Authors wrote that the study "showed clearly that the vascular risks of diclofenac, and possibly ibuprofen, are similar to coxibs, but that naproxen is not associated with an increased risk of major vascular events. However, it also showed that the excess risk of both vascular and gastrointestinal events can be predicted once the baseline risks of such hazards are known, which could help clinical decision-making."
An editorial noted that someone prone to vascular or gastrointestinal outcomes wiuld occur a 4% to 19% risk of requiring treatment over 10 years of taking NSAIDs.

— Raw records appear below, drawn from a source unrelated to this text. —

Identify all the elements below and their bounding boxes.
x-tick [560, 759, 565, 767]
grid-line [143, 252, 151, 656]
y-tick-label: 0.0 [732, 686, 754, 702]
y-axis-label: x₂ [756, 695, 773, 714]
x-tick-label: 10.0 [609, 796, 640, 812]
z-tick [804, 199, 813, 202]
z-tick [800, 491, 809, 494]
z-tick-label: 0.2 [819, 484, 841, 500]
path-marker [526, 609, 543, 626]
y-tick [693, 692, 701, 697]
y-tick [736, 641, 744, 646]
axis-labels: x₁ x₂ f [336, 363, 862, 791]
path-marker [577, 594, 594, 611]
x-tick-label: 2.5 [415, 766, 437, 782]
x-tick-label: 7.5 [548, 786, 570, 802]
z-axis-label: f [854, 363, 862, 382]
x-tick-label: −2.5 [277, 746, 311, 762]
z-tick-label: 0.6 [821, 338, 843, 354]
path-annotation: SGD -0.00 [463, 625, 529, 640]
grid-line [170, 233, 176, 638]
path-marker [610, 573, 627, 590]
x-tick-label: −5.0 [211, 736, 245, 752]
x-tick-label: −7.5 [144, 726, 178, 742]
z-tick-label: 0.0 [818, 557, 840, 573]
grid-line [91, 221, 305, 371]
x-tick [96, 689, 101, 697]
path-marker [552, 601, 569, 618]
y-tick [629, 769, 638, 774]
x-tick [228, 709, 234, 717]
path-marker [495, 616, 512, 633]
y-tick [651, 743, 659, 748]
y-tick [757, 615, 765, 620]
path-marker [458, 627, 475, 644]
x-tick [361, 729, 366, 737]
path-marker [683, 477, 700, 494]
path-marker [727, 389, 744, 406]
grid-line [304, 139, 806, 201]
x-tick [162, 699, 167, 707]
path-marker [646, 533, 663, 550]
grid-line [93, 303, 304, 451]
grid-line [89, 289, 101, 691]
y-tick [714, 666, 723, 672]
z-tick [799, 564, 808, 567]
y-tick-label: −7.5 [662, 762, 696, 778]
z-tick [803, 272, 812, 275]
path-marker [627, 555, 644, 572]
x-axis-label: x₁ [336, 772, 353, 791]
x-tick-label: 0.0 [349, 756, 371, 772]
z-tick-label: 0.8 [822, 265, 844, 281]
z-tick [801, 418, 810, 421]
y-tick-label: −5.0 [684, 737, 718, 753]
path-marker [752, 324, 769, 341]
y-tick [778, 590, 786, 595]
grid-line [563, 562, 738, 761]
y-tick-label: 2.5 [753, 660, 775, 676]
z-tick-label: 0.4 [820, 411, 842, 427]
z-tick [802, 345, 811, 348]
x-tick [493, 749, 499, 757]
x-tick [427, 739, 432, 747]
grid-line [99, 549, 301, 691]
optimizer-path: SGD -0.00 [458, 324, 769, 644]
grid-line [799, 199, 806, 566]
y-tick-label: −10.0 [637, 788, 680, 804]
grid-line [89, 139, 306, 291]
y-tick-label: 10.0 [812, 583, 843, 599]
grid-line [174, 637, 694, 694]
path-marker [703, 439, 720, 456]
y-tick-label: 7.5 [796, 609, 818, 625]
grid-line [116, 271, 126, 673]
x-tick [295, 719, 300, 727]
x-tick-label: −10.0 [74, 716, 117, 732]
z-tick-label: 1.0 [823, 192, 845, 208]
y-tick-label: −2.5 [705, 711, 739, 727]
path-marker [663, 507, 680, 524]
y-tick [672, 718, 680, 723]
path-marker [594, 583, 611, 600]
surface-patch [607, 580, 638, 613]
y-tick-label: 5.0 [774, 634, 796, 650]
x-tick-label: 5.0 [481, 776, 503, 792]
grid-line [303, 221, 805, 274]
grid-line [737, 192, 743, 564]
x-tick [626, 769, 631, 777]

The editorial stated, "These risks translate to a high drug-related burden of morbidity and mortality in populations where NSAID use is common. Individuals taking NSAIDs, especially at high doses, incur substantial risk when drug use persists for extended periods," and "long-term use of high dose NSAIDs should be reserved for those who receive considerable symptomatic benefit from the treatment and understand the risks."